Archigram and the Axonometric



Archigram was an avant-garde architectural group formed in the 1960s - based at the Architectural Association, London - that was neofuturistic, anti-heroic and pro-consumerist, drawing inspiration from technology in order to create a new reality that was solely expressed through hypothetical projects. The main members of the group were Peter Cook, Warren Chalk, Ron Herron, Dennis Crompton, Michael Webb and David Greene. Designer Theo Crosby was the "hidden hand" behind the group. He gave them coverage in Architectural Design magazine (where he was an editor from 1953–62), brought them to the attention of the Institute of Contemporary Arts (ICA) in London, where, in 1963, they mounted an exhibition called Living Cities, and in 1964 brought them into the Taylor Woodrow Design Group, which he headed, to take on experimental projects

"A giant city crawls across the land like an insect. Airships drop cultural attractions onto unsuspecting villages. A hovercraft expands into an inflatable settlement. These visions, sparked by sci-fi novels and comic books, belonged to the collective Archigram, which existed from 1961 to 1974."



The Plug-in-City, 1964



Plug-in City was designed to encourage change through obsolescence: each building outcrop is removable, and a permanent “craneway” facilitates continual rebuilding. Between 1960 and 1974, Archigram published nine provocative issues of its magazine and created more than nine hundred exuberant drawings illustrating imaginary architectural projects ranging in inspiration from technological developments to counterculture, from space travel to science fiction. The group’s work opposed the period’s functionalist ethos; Archigram designed nomadic alternatives to traditional ways of living, including wearable houses and walking cities—mobile, flexible, impermanent architecture that they hoped would be liberating.

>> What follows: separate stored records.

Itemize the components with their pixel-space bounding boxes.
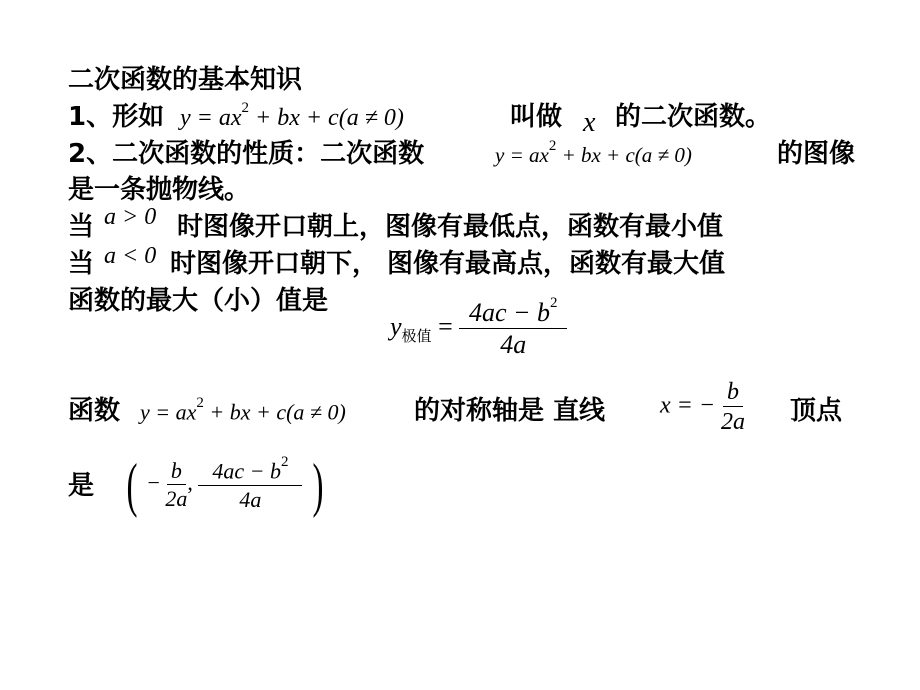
vertex-formula: ( − $\frac{b}{2a}$ , $\frac{4ac - b^2}{4a}$ ) [126, 452, 324, 518]
extreme-numerator: $4ac - b^2$ [459, 300, 567, 329]
axis-formula-x [660, 380, 745, 434]
vertex-y-numerator: $4ac - b^2$ [198, 459, 302, 485]
vertex-y-denominator: 4a [239, 486, 262, 512]
case-up-lead: 当 [68, 212, 95, 242]
extreme-text: 函数的最大（小）值是 [68, 286, 329, 316]
extreme-fraction [459, 295, 567, 359]
axis-lead: 函数 [68, 396, 121, 426]
vertex-x-fraction [165, 460, 187, 510]
axis-formula: $y = ax^2$ + bx + c(a ≠ 0) [140, 395, 346, 425]
extreme-lhs: y [390, 311, 402, 341]
item1-mid: 叫做 [510, 102, 563, 132]
axis-text: 的对称轴是 直线 [414, 396, 606, 426]
extreme-formula: $y_{极值}$ = $\frac{4ac - b^2}{4a}$ [390, 300, 567, 358]
item1-suffix: 的二次函数。 [615, 102, 772, 132]
item2-line2: 是一条抛物线。 [68, 175, 251, 205]
item1-formula: $y = ax^2$ + bx + c(a ≠ 0) [180, 100, 404, 131]
vertex-y-fraction [198, 454, 302, 512]
case-down-condition: a < 0 [104, 243, 157, 269]
vertex-label: 顶点 [790, 396, 843, 426]
case-up-text: 时图像开口朝上，图像有最低点，函数有最小值 [177, 212, 724, 242]
item2-suffix: 的图像 [777, 139, 856, 169]
vertex-x-numerator: b [167, 460, 186, 485]
axis-denominator: 2a [721, 409, 746, 435]
case-up-condition: a > 0 [104, 204, 157, 230]
item1-prefix: 1、形如 [68, 102, 165, 132]
extreme-denominator: 4a [500, 330, 527, 359]
item1-var: x [583, 107, 596, 138]
axis-numerator: b [723, 380, 743, 407]
axis-fraction [721, 380, 745, 434]
item2-prefix: 2、二次函数的性质：二次函数 [68, 139, 425, 169]
case-down-lead: 当 [68, 249, 95, 279]
vertex-lead: 是 [68, 471, 95, 501]
heading: 二次函数的基本知识 [68, 65, 303, 95]
item2-formula: $y = ax^2$ + bx + c(a ≠ 0) [495, 138, 692, 167]
vertex-x-denominator: 2a [165, 486, 188, 511]
axis-lhs: x = − [660, 392, 716, 419]
case-down-text: 时图像开口朝下， 图像有最高点，函数有最大值 [170, 249, 726, 279]
extreme-lhs-subscript: 极值 [401, 329, 432, 346]
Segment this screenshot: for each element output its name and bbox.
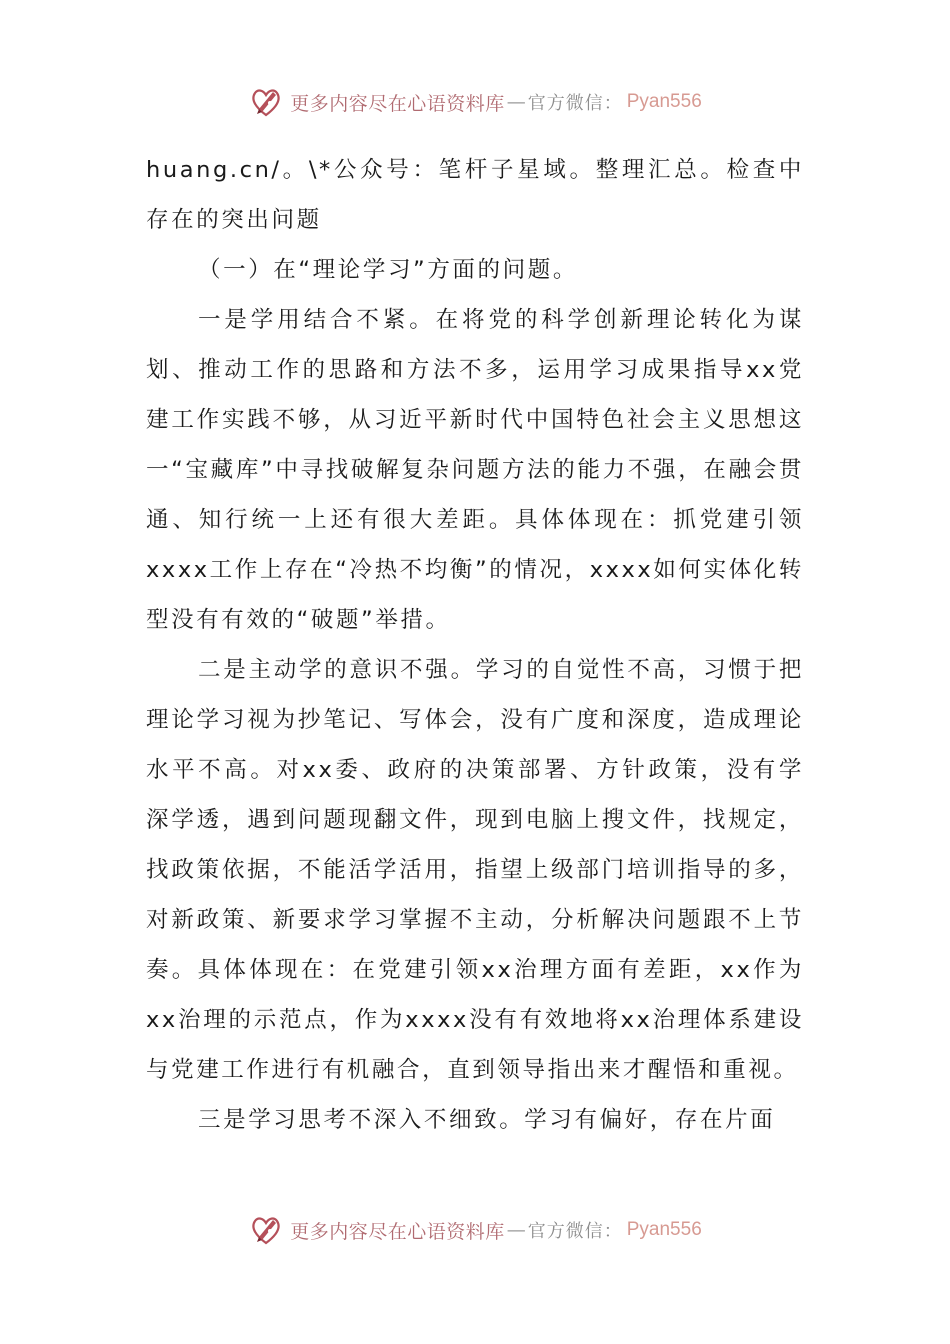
banner-site-text: 更多内容尽在心语资料库	[290, 1220, 505, 1243]
banner-separator: —	[506, 91, 526, 113]
banner-wechat-id: Pyan556	[626, 1219, 702, 1240]
banner-wechat-label: 官方微信：	[527, 93, 623, 114]
paragraph-point-2: 二是主动学的意识不强。学习的自觉性不高，习惯于把理论学习视为抄笔记、写体会，没有广度和深度，造成理论水平不高。对xx委、政府的决策部署、方针政策，没有学深学透，遇到问题现翻文件，现到电脑上搜文件，找规定，找政策依据，不能活学活用，指望上级部门培训指导的多，对新政策、新要求学习掌握不主动，分析解决问题跟不上节奏。具体体现在：在党建引领xx治理方面有差距，xx作为xx治理的示范点，作为xxxx没有有效地将xx治理体系建设与党建工作进行有机融合，直到领导指出来才醒悟和重视。	[146, 657, 804, 1083]
paragraph-point-3: 三是学习思考不深入不细致。学习有偏好，存在片面	[198, 1107, 776, 1133]
banner-separator: —	[506, 1219, 526, 1241]
banner-wechat-id: Pyan556	[626, 91, 702, 112]
paragraph-intro: huang.cn/。\*公众号：笔杆子星域。整理汇总。检查中存在的突出问题	[146, 157, 804, 233]
banner-wechat-label: 官方微信：	[527, 1221, 623, 1242]
document-body	[146, 145, 804, 1145]
footer-banner	[0, 1208, 950, 1252]
pen-heart-logo-icon	[248, 84, 284, 120]
paragraph-point-1: 一是学用结合不紧。在将党的科学创新理论转化为谋划、推动工作的思路和方法不多，运用学习成果指导xx党建工作实践不够，从习近平新时代中国特色社会主义思想这一“宝藏库”中寻找破解复杂问题方法的能力不强，在融会贯通、知行统一上还有很大差距。具体体现在：抓党建引领xxxx工作上存在“冷热不均衡”的情况，xxxx如何实体化转型没有有效的“破题”举措。	[146, 307, 804, 633]
section-heading: （一）在“理论学习”方面的问题。	[198, 257, 578, 283]
banner-site-text: 更多内容尽在心语资料库	[290, 92, 505, 115]
pen-heart-logo-icon	[248, 1212, 284, 1248]
header-banner	[0, 80, 950, 124]
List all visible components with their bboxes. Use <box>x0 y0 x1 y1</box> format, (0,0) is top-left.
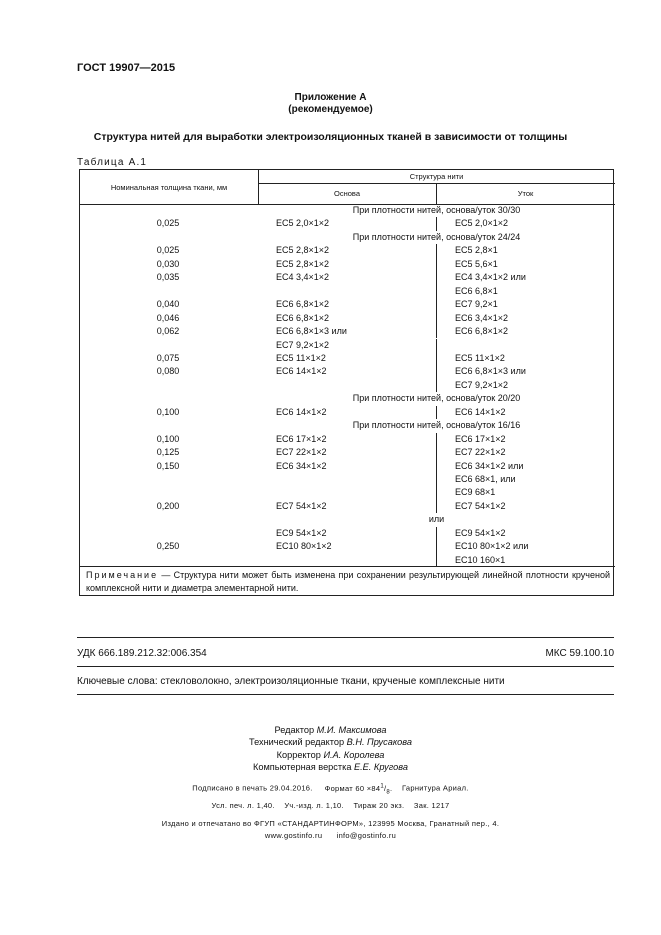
cell-warp: ЕС7 9,2×1×2 <box>276 339 330 350</box>
table-row <box>80 285 615 299</box>
table-row <box>80 339 615 353</box>
cell-weft: ЕС5 2,0×1×2 <box>455 218 509 229</box>
cell-thickness: 0,025 <box>156 218 180 229</box>
cell-warp: ЕС6 14×1×2 <box>276 366 327 377</box>
cell-warp: ЕС6 6,8×1×3 или <box>276 326 347 337</box>
col-header-thickness: Номинальная толщина ткани, мм <box>110 183 228 192</box>
table-row <box>80 298 615 312</box>
table-row <box>80 204 615 218</box>
cell-warp: ЕС7 54×1×2 <box>276 500 327 511</box>
cell-weft: ЕС7 9,2×1 <box>455 299 498 310</box>
table-row <box>80 540 615 554</box>
cell-warp: ЕС5 11×1×2 <box>276 352 326 363</box>
footer-rule <box>77 637 614 638</box>
contacts: www.gostinfo.ru info@gostinfo.ru <box>264 830 397 840</box>
table-row <box>80 554 615 568</box>
cell-weft: ЕС10 160×1 <box>455 554 506 565</box>
cell-thickness: 0,075 <box>156 352 180 363</box>
note-label: Примечание <box>86 570 159 580</box>
cell-warp: ЕС7 22×1×2 <box>276 447 327 458</box>
cell-weft: ЕС6 6,8×1 <box>455 285 498 296</box>
cell-weft: ЕС6 6,8×1×2 <box>455 326 509 337</box>
table-row <box>80 500 615 514</box>
cell-weft: ЕС5 2,8×1 <box>455 245 498 256</box>
cell-thickness: 0,200 <box>156 500 180 511</box>
cell-weft: ЕС6 14×1×2 <box>455 406 506 417</box>
cell-warp: ЕС5 2,8×1×2 <box>276 258 330 269</box>
cell-thickness: 0,150 <box>156 460 180 471</box>
table-row <box>80 379 615 393</box>
cell-weft: ЕС6 6,8×1×3 или <box>455 366 526 377</box>
table-row <box>80 460 615 474</box>
table-note <box>86 569 610 595</box>
col-header-structure: Структура нити <box>409 172 464 181</box>
table-row <box>80 392 615 406</box>
table-row <box>80 258 615 272</box>
table-row <box>80 513 615 527</box>
cell-warp: ЕС10 80×1×2 <box>276 541 332 552</box>
table-row <box>80 217 615 231</box>
table-row <box>80 419 615 433</box>
cell-thickness: 0,030 <box>156 258 180 269</box>
cell-weft: ЕС6 3,4×1×2 <box>455 312 509 323</box>
doc-code: ГОСТ 19907—2015 <box>77 62 176 74</box>
cell-warp: ЕС6 34×1×2 <box>276 460 327 471</box>
table-row <box>80 446 615 460</box>
cell-weft: ЕС6 68×1, или <box>455 474 516 484</box>
cell-warp: ЕС6 17×1×2 <box>276 433 327 444</box>
table-row <box>80 244 615 258</box>
table-row <box>80 231 615 245</box>
cell-weft: ЕС9 68×1 <box>455 487 496 498</box>
format: Формат $60 \times 84^1/_8$. <box>324 783 393 795</box>
col-header-weft: Уток <box>517 189 534 198</box>
table-row <box>80 365 615 379</box>
cell-weft: ЕС7 54×1×2 <box>455 500 506 511</box>
cell-warp: ЕС5 2,0×1×2 <box>276 218 330 229</box>
cell-weft: ЕС6 17×1×2 <box>455 433 506 444</box>
density-subheading: При плотности нитей, основа/уток 24/24 <box>352 231 521 242</box>
table-row <box>80 325 615 339</box>
table-row <box>80 271 615 285</box>
cell-warp: ЕС9 54×1×2 <box>276 527 327 538</box>
density-subheading: или <box>428 514 445 525</box>
print-details: Усл. печ. л. 1,40. Уч.-изд. л. 1,10. Тираж 20 экз. Зак. 1217 <box>211 801 450 810</box>
table-row <box>80 486 615 500</box>
table-row <box>80 352 615 366</box>
cell-thickness: 0,062 <box>156 326 180 337</box>
cell-warp: ЕС6 6,8×1×2 <box>276 312 330 323</box>
table-row <box>80 473 615 487</box>
cell-warp: ЕС6 6,8×1×2 <box>276 299 330 310</box>
mks-code: МКС 59.100.10 <box>545 648 614 659</box>
density-subheading: При плотности нитей, основа/уток 16/16 <box>352 420 521 431</box>
keywords: Ключевые слова: стекловолокно, электроизоляционные ткани, крученые комплексные нити <box>77 676 505 687</box>
cell-thickness: 0,025 <box>156 245 180 256</box>
col-header-warp: Основа <box>334 189 360 198</box>
cell-thickness: 0,046 <box>156 312 180 323</box>
credit-layout: Компьютерная верстка Е.Е. Кругова <box>253 761 408 772</box>
density-subheading: При плотности нитей, основа/уток 30/30 <box>352 205 521 215</box>
cell-weft: ЕС6 34×1×2 или <box>455 460 524 471</box>
note-text: — Структура нити может быть изменена при сохранении результирующей линейной плотности крученой комплексной нити и диаметра элементарной нити. <box>86 570 610 593</box>
cell-thickness: 0,100 <box>156 406 180 417</box>
typeface: Гарнитура Ариал. <box>401 783 469 793</box>
cell-thickness: 0,125 <box>156 447 180 458</box>
credit-tech-editor: Технический редактор В.Н. Прусакова <box>249 737 412 748</box>
cell-weft: ЕС4 3,4×1×2 или <box>455 272 526 283</box>
cell-warp: ЕС5 2,8×1×2 <box>276 245 330 256</box>
cell-weft: ЕС9 54×1×2 <box>455 527 506 538</box>
table-row <box>80 406 615 420</box>
density-subheading: При плотности нитей, основа/уток 20/20 <box>352 393 521 404</box>
cell-weft: ЕС5 5,6×1 <box>455 258 498 269</box>
cell-weft: ЕС7 22×1×2 <box>455 447 506 458</box>
appendix-status: (рекомендуемое) <box>288 104 373 115</box>
cell-thickness: 0,080 <box>156 366 180 377</box>
table-row <box>80 433 615 447</box>
udk-code: УДК 666.189.212.32:006.354 <box>77 648 207 659</box>
publisher-info <box>0 818 661 841</box>
table-label: Таблица А.1 <box>77 157 148 168</box>
credits <box>0 724 661 773</box>
signed-date: Подписано в печать 29.04.2016. <box>192 783 313 793</box>
cell-thickness: 0,035 <box>156 272 180 283</box>
appendix-title: Приложение А <box>294 92 367 103</box>
table-row <box>80 527 615 541</box>
cell-thickness: 0,250 <box>156 541 180 552</box>
cell-weft: ЕС5 11×1×2 <box>455 352 505 363</box>
structure-table <box>79 169 614 596</box>
footer-rule-2 <box>77 666 614 667</box>
cell-warp: ЕС4 3,4×1×2 <box>276 272 330 283</box>
cell-warp: ЕС6 14×1×2 <box>276 406 327 417</box>
cell-thickness: 0,100 <box>156 433 180 444</box>
publisher: Издано и отпечатано во ФГУП «СТАНДАРТИНФОРМ», 123995 Москва, Гранатный пер., 4. <box>161 819 500 828</box>
cell-weft: ЕС10 80×1×2 или <box>455 541 529 552</box>
credit-proofreader: Корректор И.А. Королева <box>276 749 385 760</box>
table-row <box>80 312 615 326</box>
cell-thickness: 0,040 <box>156 299 180 310</box>
credit-editor: Редактор М.И. Максимова <box>274 725 387 735</box>
section-heading: Структура нитей для выработки электроизоляционных тканей в зависимости от толщины <box>93 131 568 143</box>
footer-rule-3 <box>77 694 614 695</box>
print-info <box>0 780 661 812</box>
cell-weft: ЕС7 9,2×1×2 <box>455 379 509 390</box>
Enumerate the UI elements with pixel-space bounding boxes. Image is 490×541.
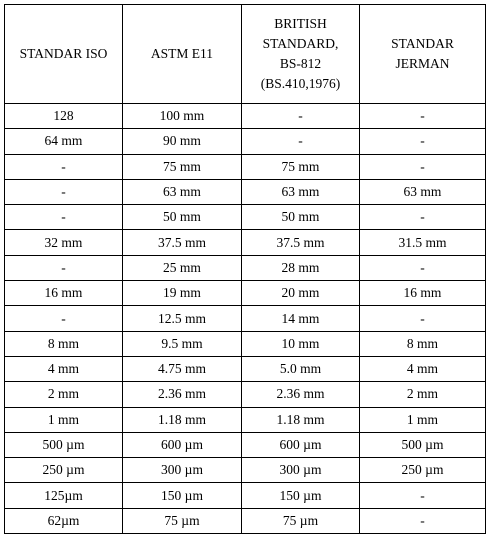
table-row	[5, 306, 486, 331]
table-row	[5, 205, 486, 230]
table-cell: 37.5 mm	[123, 230, 242, 255]
header-text-line: JERMAN	[395, 56, 450, 71]
table-row	[5, 508, 486, 533]
header-text-line: BRITISH	[274, 16, 327, 31]
sieve-standards-table	[4, 4, 486, 534]
table-row	[5, 129, 486, 154]
table-cell: 19 mm	[123, 281, 242, 306]
table-cell: 2 mm	[5, 382, 123, 407]
table-cell: 63 mm	[360, 179, 486, 204]
table-row	[5, 407, 486, 432]
table-row	[5, 179, 486, 204]
table-row	[5, 458, 486, 483]
table-cell: 20 mm	[242, 281, 360, 306]
table-cell: 63 mm	[123, 179, 242, 204]
table-cell: 50 mm	[242, 205, 360, 230]
table-cell: 75 µm	[242, 508, 360, 533]
table-cell: 1.18 mm	[123, 407, 242, 432]
table-cell: 600 µm	[242, 432, 360, 457]
table-cell: -	[360, 255, 486, 280]
table-row	[5, 281, 486, 306]
table-cell: -	[5, 306, 123, 331]
table-cell: -	[360, 154, 486, 179]
table-cell: 9.5 mm	[123, 331, 242, 356]
table-row	[5, 432, 486, 457]
table-body	[5, 104, 486, 534]
table-cell: 12.5 mm	[123, 306, 242, 331]
table-cell: 100 mm	[123, 104, 242, 129]
table-row	[5, 382, 486, 407]
table-cell: -	[360, 483, 486, 508]
table-row	[5, 356, 486, 381]
table-cell: 14 mm	[242, 306, 360, 331]
table-cell: 75 µm	[123, 508, 242, 533]
table-cell: 150 µm	[242, 483, 360, 508]
table-cell: 4 mm	[360, 356, 486, 381]
table-cell: 2.36 mm	[123, 382, 242, 407]
table-cell: 600 µm	[123, 432, 242, 457]
header-british-standard	[242, 5, 360, 104]
table-cell: 250 µm	[5, 458, 123, 483]
table-row	[5, 154, 486, 179]
table-cell: 150 µm	[123, 483, 242, 508]
table-cell: -	[5, 179, 123, 204]
table-cell: 90 mm	[123, 129, 242, 154]
table-cell: 25 mm	[123, 255, 242, 280]
table-cell: 37.5 mm	[242, 230, 360, 255]
table-cell: 64 mm	[5, 129, 123, 154]
table-cell: 63 mm	[242, 179, 360, 204]
table-cell: 2.36 mm	[242, 382, 360, 407]
table-cell: 1.18 mm	[242, 407, 360, 432]
table-cell: 50 mm	[123, 205, 242, 230]
table-cell: 5.0 mm	[242, 356, 360, 381]
header-text-line: BS-812	[279, 56, 322, 71]
sieve-standards-table-container	[4, 4, 486, 534]
table-cell: -	[242, 129, 360, 154]
table-cell: -	[360, 129, 486, 154]
table-cell: 75 mm	[123, 154, 242, 179]
table-cell: 75 mm	[242, 154, 360, 179]
header-text-line: STANDARD,	[262, 36, 339, 51]
table-cell: -	[5, 255, 123, 280]
table-cell: 32 mm	[5, 230, 123, 255]
table-cell: 8 mm	[360, 331, 486, 356]
table-cell: 8 mm	[5, 331, 123, 356]
table-cell: 300 µm	[242, 458, 360, 483]
header-standar-jerman	[360, 5, 486, 104]
table-cell: 500 µm	[360, 432, 486, 457]
header-text-line: STANDAR	[391, 36, 454, 51]
table-cell: 62µm	[5, 508, 123, 533]
table-cell: -	[360, 104, 486, 129]
table-row	[5, 331, 486, 356]
table-cell: 16 mm	[360, 281, 486, 306]
header-text-line: (BS.410,1976)	[260, 76, 341, 91]
table-cell: -	[360, 306, 486, 331]
table-cell: 4 mm	[5, 356, 123, 381]
table-cell: 125µm	[5, 483, 123, 508]
table-row	[5, 255, 486, 280]
table-cell: -	[360, 508, 486, 533]
header-text-line: STANDAR ISO	[19, 46, 108, 61]
table-cell: 128	[5, 104, 123, 129]
table-cell: 28 mm	[242, 255, 360, 280]
header-text-line: ASTM E11	[150, 46, 214, 61]
table-cell: 300 µm	[123, 458, 242, 483]
table-cell: 500 µm	[5, 432, 123, 457]
table-cell: 1 mm	[5, 407, 123, 432]
table-cell: -	[5, 154, 123, 179]
table-cell: 16 mm	[5, 281, 123, 306]
table-cell: 2 mm	[360, 382, 486, 407]
table-row	[5, 483, 486, 508]
header-astm-e11	[123, 5, 242, 104]
table-cell: -	[360, 205, 486, 230]
table-cell: 1 mm	[360, 407, 486, 432]
table-cell: 31.5 mm	[360, 230, 486, 255]
table-cell: -	[242, 104, 360, 129]
table-cell: 4.75 mm	[123, 356, 242, 381]
header-row	[5, 5, 486, 104]
table-header	[5, 5, 486, 104]
table-row	[5, 104, 486, 129]
table-cell: 250 µm	[360, 458, 486, 483]
table-row	[5, 230, 486, 255]
table-cell: 10 mm	[242, 331, 360, 356]
table-cell: -	[5, 205, 123, 230]
header-standar-iso	[5, 5, 123, 104]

Gallery label from 9 + 1 Ways of Being Political: 50 Years of Political Stances in Architecture and Urban Design, September 12, 2012–March 25, 2013.

Archigram's architectural explorations can be thought of as architecture without architecture (this is the title of a book on archigram by Simon Sadler than you can read here), this summation speaks to a tendency to reject the permanency of architecture and to their reputation as a generator of architectural ideas, rather than architecture.

Axonometric drawings allowed Archigram to present their drawings in such a way that referenced reality whilst stripping away the perspective and proportion that we associate with reality. This creates a scene where the drawings are seen as a commentary on reality rather than a proposal for it. This allows for the proliferation of ideas and discussion without having to detail or resolve all elements - it distils the essence of the idea.


The Walking City, 1964

Traversing the ocean, the units of Herron's Walking City represent a kind of technological utopianism—military submarines are combined with insectlike exoskeletons and periscoping legs. Each unit of the city contains a comprehensive set of urban resources. Linked by a superstructure of retractable corridors, they form an instant and itinerant metropolis. Here collage is used both to circulate an idea and to propose a new architecture of circulation: Herron’s work was disseminated through small magazines as image–based virtual architecture; the surreal elements of collage—simultaneous viewpoints, depth, and flatness—are instrumental to proposing a city that not only walks but adapts to endless change.


Architectural Assemblage to Collage City, July 10–December 1, 2013.



The role of axonometric drawings is less apparent in the Walking City drawings. The drawing is layered with a a range of elevation, axonometric and perspective elements to create a distorted collage that speaks to the constantly evolving nature of the architectural proposal.